Тут у меня мелькнула мысль, что многие доводы моего собеседника, в сущности, похожи на стрельбу холостыми патронами и рассчитаны только на то, чтобы устрашить наглецов, вторгающихся не в свою интеллектуальную сферу.

— А если бродяга не подчиняется, закон дает мне право стрелять уже дробью. Вчера вечером ко мне тут наведался было один такой. Перелез прямо через ограду. Но одного выстрела из двустволки оказалось вполне достаточно. Поглядели бы вы, как он улепетывал!

Спорить с человеком, столь неколебимо уверенным в своей правоте, было бесполезно, и я перевел разговор на другое. После завтрака я пошел побродить по холмам, а мой хозяин обещал присоединиться ко мне, как только покончит с домашними делами.

Было прелестное тихое утро, и мне невольно вспомнилось другое утро — то, когда я впервые встретился с моим приятелем-бродягой. Благословенная тишина и покой были разлиты в воздухе над морем и сушей. Два-три белых паруса едва приметно мерцали на горизонте; два-три больших корабля лениво приближались к берегу — так же неспешно, как мой приятель-бродяга. Внезапно я вздрогнул, услыхав, что кто-то меня окликает.

Мой хозяин направлялся ко мне. Вид у него на этот раз был несколько озабоченный.

— Мне сейчас сообщили довольно неприятную новость, — начал он. — Оказывается, невзирая на все принятые мною меры, этот бродяга пробрался-таки ко мне на кухню, и мои слуги угощали его там. А вчера утром в мое отсутствие он, кажется, имел наглость, воспользовавшись моим охотничьим ружьем, отправиться стрелять уток. Часа через два он вернулся с двумя утками, ну и... и с ружьем.

— Что ж, на этот раз по крайней мере он поступил честно.

— Да... но... но эта идиотка горничная говорит, будто, возвращая ей ружье, он сказал, что все, дескать, в порядке, и он снова зарядил ружье — для хозяина.

Вероятно, тревога достаточно ясно отразилась на моем лице, потому что он тут же добавил поспешно:

— Но в конце концов это же была утиная дробь... Несколько дробинок не могли причинить ему особого вреда!

Все же некоторое время мы оба шагали молча.

— То-то мне показалось, что у ружья была отдача, — задумчиво произнес он наконец. — Но мог ли я подумать... Стойте! Что это там?
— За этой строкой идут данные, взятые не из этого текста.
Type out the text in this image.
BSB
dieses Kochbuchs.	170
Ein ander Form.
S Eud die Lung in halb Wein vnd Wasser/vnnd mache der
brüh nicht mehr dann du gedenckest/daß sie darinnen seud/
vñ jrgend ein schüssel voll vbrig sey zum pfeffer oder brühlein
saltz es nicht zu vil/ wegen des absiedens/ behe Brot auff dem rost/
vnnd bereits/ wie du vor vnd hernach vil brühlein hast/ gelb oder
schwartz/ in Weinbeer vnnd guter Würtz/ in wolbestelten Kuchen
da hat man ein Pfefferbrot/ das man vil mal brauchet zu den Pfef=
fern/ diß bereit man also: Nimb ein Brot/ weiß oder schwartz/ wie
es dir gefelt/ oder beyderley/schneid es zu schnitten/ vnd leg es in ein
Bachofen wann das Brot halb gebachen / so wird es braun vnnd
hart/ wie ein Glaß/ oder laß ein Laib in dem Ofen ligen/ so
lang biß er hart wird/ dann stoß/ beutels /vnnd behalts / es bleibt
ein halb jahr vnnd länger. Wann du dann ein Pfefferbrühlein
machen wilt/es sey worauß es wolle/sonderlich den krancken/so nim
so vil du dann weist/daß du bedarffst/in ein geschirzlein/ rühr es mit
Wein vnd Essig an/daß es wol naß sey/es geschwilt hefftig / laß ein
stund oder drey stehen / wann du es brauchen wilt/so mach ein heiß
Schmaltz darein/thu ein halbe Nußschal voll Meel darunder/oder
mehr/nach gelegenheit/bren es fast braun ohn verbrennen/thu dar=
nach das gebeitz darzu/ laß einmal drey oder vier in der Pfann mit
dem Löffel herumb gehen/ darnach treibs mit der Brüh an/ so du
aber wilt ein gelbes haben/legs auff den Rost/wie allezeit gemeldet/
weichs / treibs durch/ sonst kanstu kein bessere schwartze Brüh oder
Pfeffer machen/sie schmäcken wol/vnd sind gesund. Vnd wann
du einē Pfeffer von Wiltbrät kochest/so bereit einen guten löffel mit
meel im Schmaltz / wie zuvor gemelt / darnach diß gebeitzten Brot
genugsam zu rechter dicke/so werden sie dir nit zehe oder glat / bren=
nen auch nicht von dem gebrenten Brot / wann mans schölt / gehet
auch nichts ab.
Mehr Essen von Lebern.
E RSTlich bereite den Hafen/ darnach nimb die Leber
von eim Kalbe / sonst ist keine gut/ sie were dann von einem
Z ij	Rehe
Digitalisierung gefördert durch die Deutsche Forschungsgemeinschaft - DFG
Он остановился на краю той самой впадины, где я впервые увидел когда-то моего приятеля-бродягу. На этот раз тут никого не было, но на мху виднелись пятна крови и валялись какие-то окровавленные лоскуты, по-видимому, послужившие кому-то бинтами. Я всмотрелся внимательнее: это были обрывки платья, предназначавшегося для чахоточной жены моего приятеля-бродяги. А мой хозяин уже поспешно обследовал кровавые следы: через большой валун, по мху, по камням они вели к морю. Когда я приблизился к нему, он стоял на берегу перед плоским камнем, на котором лежало знакомое мне тряпье, завязанное в носовой платок, и кривая палка.
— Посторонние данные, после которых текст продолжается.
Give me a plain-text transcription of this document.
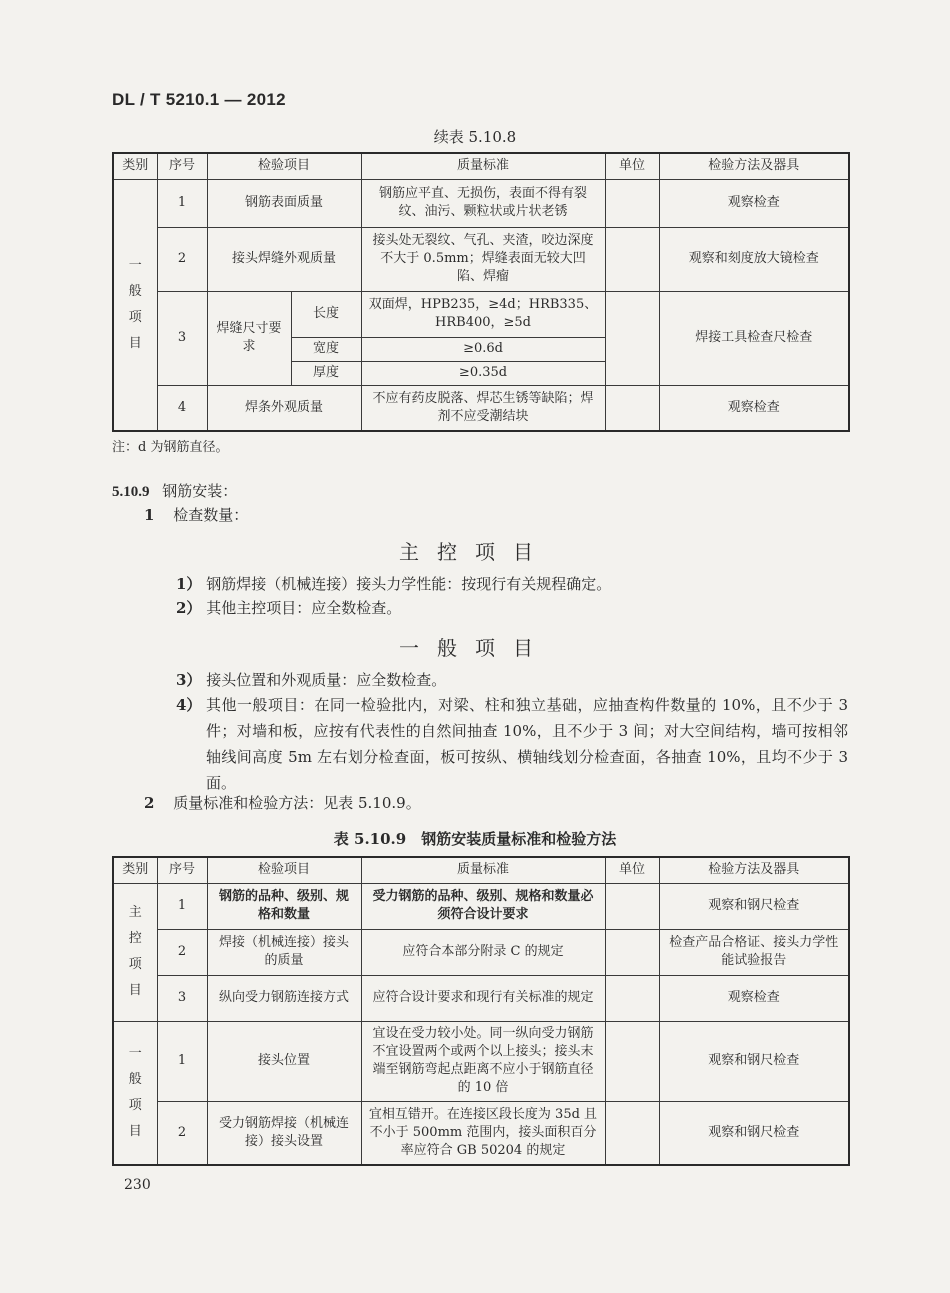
DL / T 5210.1 — 2012
续表 5.10.8
类别	序号	检验项目		质量标准	单位	检验方法及器具

一
般
项
目	1	钢筋表面质量		钢筋应平直、无损伤，表面不得有裂纹、油污、颗粒状或片状老锈		观察检查
	2	接头焊缝外观质量		接头处无裂纹、气孔、夹渣，咬边深度不大于 0.5mm；焊缝表面无较大凹陷、焊瘤		观察和刻度放大镜检查
	3	焊缝尺寸要求	长度	双面焊，HPB235，≥4d；HRB335、HRB400，≥5d		焊接工具检查尺检查
			宽度	≥0.6d		
			厚度	≥0.35d		
	4	焊条外观质量		不应有药皮脱落、焊芯生锈等缺陷；焊剂不应受潮结块		观察检查
注：d 为钢筋直径。
5.10.9 钢筋安装：
1 检查数量：
主控项目
1） 钢筋焊接（机械连接）接头力学性能：按现行有关规程确定。
2） 其他主控项目：应全数检查。
一般项目
3） 接头位置和外观质量：应全数检查。
4） 其他一般项目：在同一检验批内，对梁、柱和独立基础，应抽查构件数量的 10%，且不少于 3 件；对墙和板，应按有代表性的自然间抽查 10%，且不少于 3 间；对大空间结构，墙可按相邻轴线间高度 5m 左右划分检查面，板可按纵、横轴线划分检查面，各抽查 10%，且均不少于 3 面。
2 质量标准和检验方法：见表 5.10.9。
表 5.10.9　钢筋安装质量标准和检验方法
类别	序号	检验项目	质量标准	单位	检验方法及器具

主
控
项
目	1	钢筋的品种、级别、规格和数量	受力钢筋的品种、级别、规格和数量必须符合设计要求		观察和钢尺检查
	2	焊接（机械连接）接头的质量	应符合本部分附录 C 的规定		检查产品合格证、接头力学性能试验报告
	3	纵向受力钢筋连接方式	应符合设计要求和现行有关标准的规定		观察检查

一
般
项
目	1	接头位置	宜设在受力较小处。同一纵向受力钢筋不宜设置两个或两个以上接头；接头末端至钢筋弯起点距离不应小于钢筋直径的 10 倍		观察和钢尺检查
	2	受力钢筋焊接（机械连接）接头设置	宜相互错开。在连接区段长度为 35d 且不小于 500mm 范围内，接头面积百分率应符合 GB 50204 的规定		观察和钢尺检查
230
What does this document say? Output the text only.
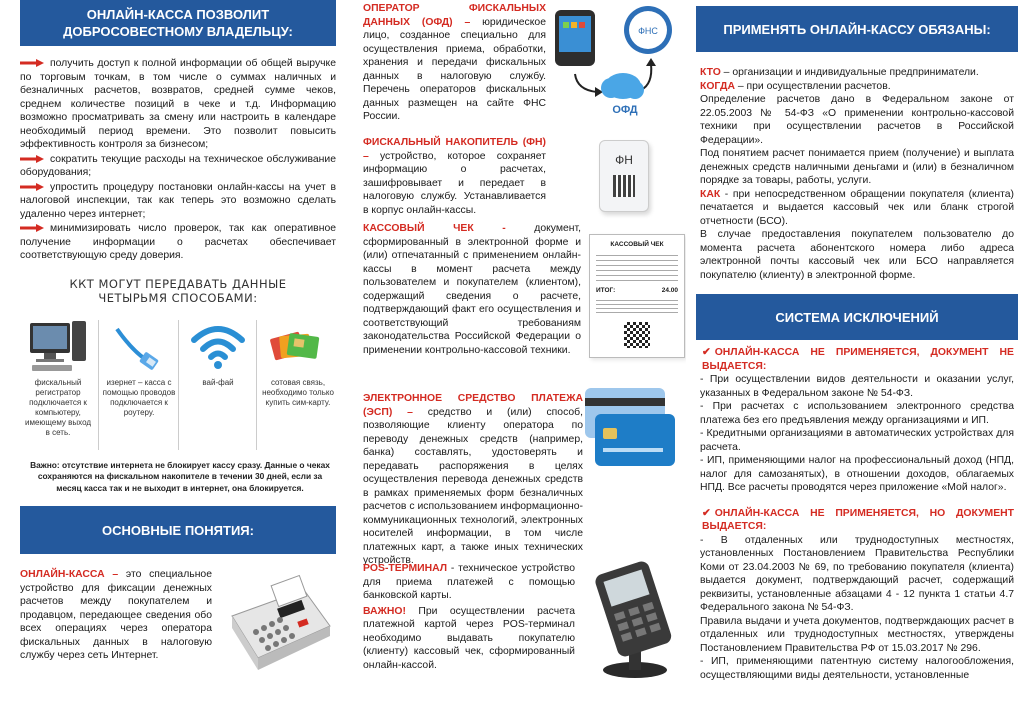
ОНЛАЙН-КАССА ПОЗВОЛИТ
ДОБРОСОВЕСТНОМУ ВЛАДЕЛЬЦУ:

получить доступ к полной информации об общей выручке по торговым точкам, в том числе о суммах наличных и безналичных расчетов, возвратов, средней сумме чеков, среднем количестве позиций в чеке и т.д. Информацию возможно просматривать за смену или настроить в календаре необходимый период времени. Это позволит повысить эффективность контроля за бизнесом;

сократить текущие расходы на техническое обслуживание оборудования;

упростить процедуру постановки онлайн-кассы на учет в налоговой инспекции, так как теперь это возможно сделать удаленно через интернет;

минимизировать число проверок, так как оперативное получение информации о расчетах обеспечивает соответствующую среду доверия.

ККТ МОГУТ ПЕРЕДАВАТЬ ДАННЫЕ
ЧЕТЫРЬМЯ СПОСОБАМИ:
фискальный регистратор подключается к компьютеру, имеющему выход в сеть.
изернет – касса с помощью проводов подключается к роутеру.
вай-фай	сотовая связь, необходимо только купить сим-карту.
Важно: отсутствие интернета не блокирует кассу сразу. Данные о чеках сохраняются на фискальном накопителе в течении 30 дней, если за месяц касса так и не выходит в интернет, она блокируется.
ОСНОВНЫЕ ПОНЯТИЯ:

ОНЛАЙН-КАССА – это специальное устройство для фиксации денежных расчетов между покупателем и продавцом, передающее сведения обо всех операциях через оператора фискальных данных в налоговую службу через сеть Интернет.

ОПЕРАТОР ФИСКАЛЬНЫХ ДАННЫХ (ОФД) – юридическое лицо, созданное специально для осуществления приема, обработки, хранения и передачи фискальных данных в налоговую службу. Перечень операторов фискальных данных размещен на сайте ФНС России.

ФНС
ОФД

ФИСКАЛЬНЫЙ НАКОПИТЕЛЬ (ФН) – устройство, которое сохраняет информацию о расчетах, зашифровывает и передает в налоговую службу. Устанавливается в корпус онлайн-кассы.

ФН

КАССОВЫЙ ЧЕК - документ, сформированный в электронной форме и (или) отпечатанный с применением онлайн-кассы в момент расчета между пользователем и покупателем (клиентом), содержащий сведения о расчете, подтверждающий факт его осуществления и соответствующий требованиям законодательства Российской Федерации о применении контрольно-кассовой техники.

КАССОВЫЙ ЧЕК
ИТОГ:	24.00

ЭЛЕКТРОННОЕ СРЕДСТВО ПЛАТЕЖА (ЭСП) – средство и (или) способ, позволяющие клиенту оператора по переводу денежных средств (например, банка) составлять, удостоверять и передавать распоряжения в целях осуществления перевода денежных средств в рамках применяемых форм безналичных расчетов с использованием информационно-коммуникационных технологий, электронных носителей информации, в том числе платежных карт, а также иных технических устройств.

POS-ТЕРМИНАЛ - техническое устройство для приема платежей с помощью банковской карты.

ВАЖНО! При осуществлении расчета платежной картой через POS-терминал необходимо выдавать покупателю (клиенту) кассовый чек, сформированный онлайн-кассой.

ПРИМЕНЯТЬ ОНЛАЙН-КАССУ ОБЯЗАНЫ:

КТО – организации и индивидуальные предприниматели.

КОГДА – при осуществлении расчетов.

Определение расчетов дано в Федеральном законе от 22.05.2003 № 54-ФЗ «О применении контрольно-кассовой техники при осуществлении расчетов в Российской Федерации».

Под понятием расчет понимается прием (получение) и выплата денежных средств наличными деньгами и (или) в безналичном порядке за товары, работы, услуги.

КАК - при непосредственном обращении покупателя (клиента) печатается и выдается кассовый чек или бланк строгой отчетности (БСО).

В случае предоставления покупателем пользователю до момента расчета абонентского номера либо адреса электронной почты кассовый чек или БСО направляется покупателю (клиенту) в электронной форме.

СИСТЕМА ИСКЛЮЧЕНИЙ

✔ ОНЛАЙН-КАССА НЕ ПРИМЕНЯЕТСЯ, ДОКУМЕНТ НЕ ВЫДАЕТСЯ:

- При осуществлении видов деятельности и оказании услуг, указанных в Федеральном законе № 54-ФЗ.

- При расчетах с использованием электронного средства платежа без его предъявления между организациями и ИП.

- Кредитными организациями в автоматических устройствах для расчета.

- ИП, применяющими налог на профессиональный доход (НПД, налог для самозанятых), в отношении доходов, облагаемых НПД. Все расчеты проводятся через приложение «Мой налог».

✔ ОНЛАЙН-КАССА НЕ ПРИМЕНЯЕТСЯ, НО ДОКУМЕНТ ВЫДАЕТСЯ:

- В отдаленных или труднодоступных местностях, установленных Постановлением Правительства Республики Коми от 23.04.2003 № 69, по требованию покупателя (клиента) выдается документ, подтверждающий расчет, содержащий реквизиты, установленные абзацами 4 - 12 пункта 1 статьи 4.7 Федерального закона № 54-ФЗ.

Правила выдачи и учета документов, подтверждающих расчет в отдаленных или труднодоступных местностях, утверждены Постановлением Правительства РФ от 15.03.2017 № 296.

- ИП, применяющими патентную систему налогообложения, осуществляющими виды деятельности, установленные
— Он пришел сюда, чтобы промыть раны. Соленая вода действует как кровоостанавливающее, — сказал мой хозяин, обретая вновь присущую ему краткость и безапелляционность утверждений.
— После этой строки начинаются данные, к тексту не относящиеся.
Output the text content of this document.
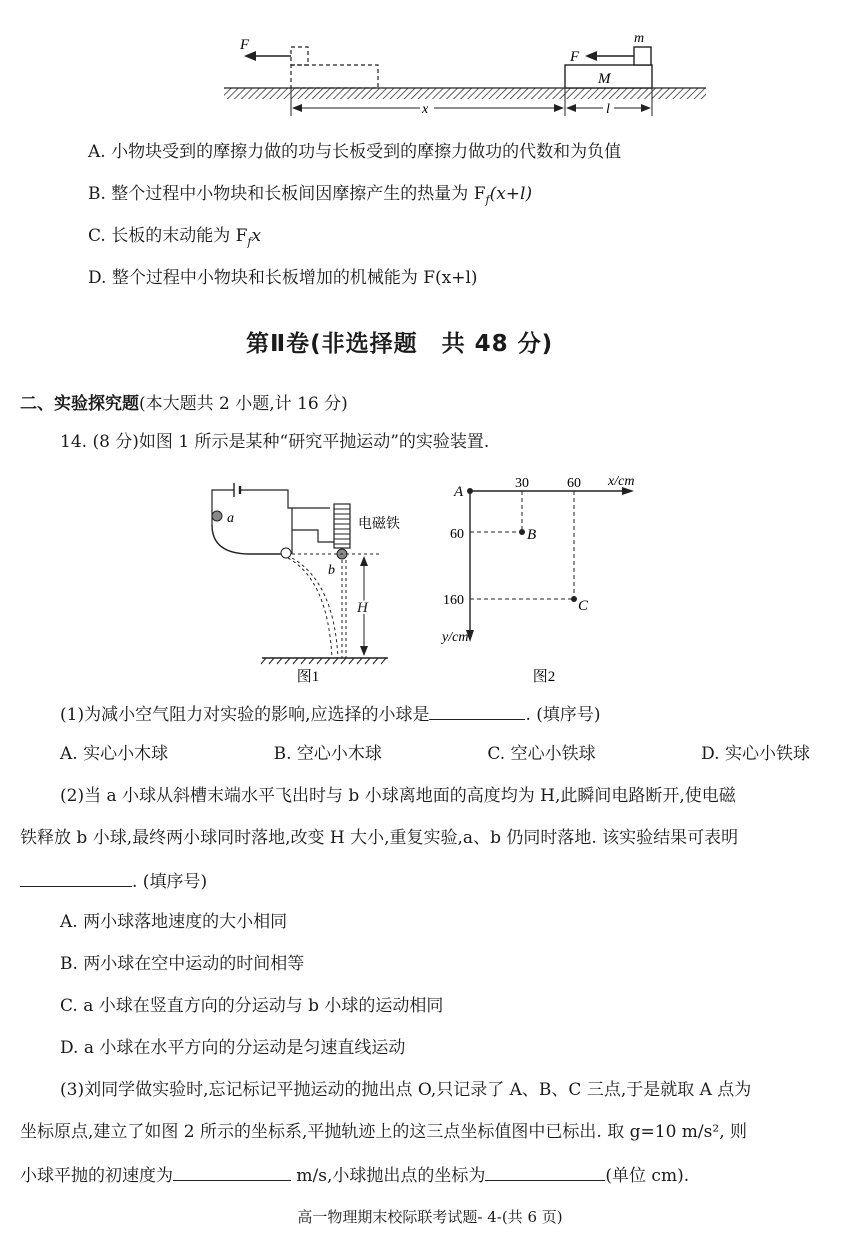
F
M
m
F
x	l
A. 小物块受到的摩擦力做的功与长板受到的摩擦力做功的代数和为负值
B. 整个过程中小物块和长板间因摩擦产生的热量为 $F_f(x+l)$
C. 长板的末动能为 $F_fx$
D. 整个过程中小物块和长板增加的机械能为 F(x+l)
第Ⅱ卷(非选择题　共 48 分)
二、实验探究题(本大题共 2 小题,计 16 分)
14. (8 分)如图 1 所示是某种“研究平抛运动”的实验装置.
a	电磁铁
b
H
图1
x/cm
y/cm
A
30	60
60
160
B
C
图2
(1)为减小空气阻力对实验的影响,应选择的小球是	. (填序号)
A. 实心小木球	B. 空心小木球	C. 空心小铁球	D. 实心小铁球
(2)当 a 小球从斜槽末端水平飞出时与 b 小球离地面的高度均为 H,此瞬间电路断开,使电磁
铁释放 b 小球,最终两小球同时落地,改变 H 大小,重复实验,a、b 仍同时落地. 该实验结果可表明
. (填序号)
A. 两小球落地速度的大小相同
B. 两小球在空中运动的时间相等
C. a 小球在竖直方向的分运动与 b 小球的运动相同
D. a 小球在水平方向的分运动是匀速直线运动
(3)刘同学做实验时,忘记标记平抛运动的抛出点 O,只记录了 A、B、C 三点,于是就取 A 点为
坐标原点,建立了如图 2 所示的坐标系,平抛轨迹上的这三点坐标值图中已标出. 取 g=10 m/s², 则
小球平抛的初速度为	m/s,小球抛出点的坐标为	(单位 cm).
高一物理期末校际联考试题- 4-(共 6 页)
Я ничего не ответил и только поглядел вдаль. Какую бы тайну ни скрывал океан в своих глубинах, она была прочно похоронена там. Чему бы ни был он свидетелем в ту летнюю ночь, это не оставило следа на его холодной зеркальной глади. Он расстилался перед нами равнодушный, невозмутимый и безмолвный. А мой приятель-бродяга скрылся навсегда!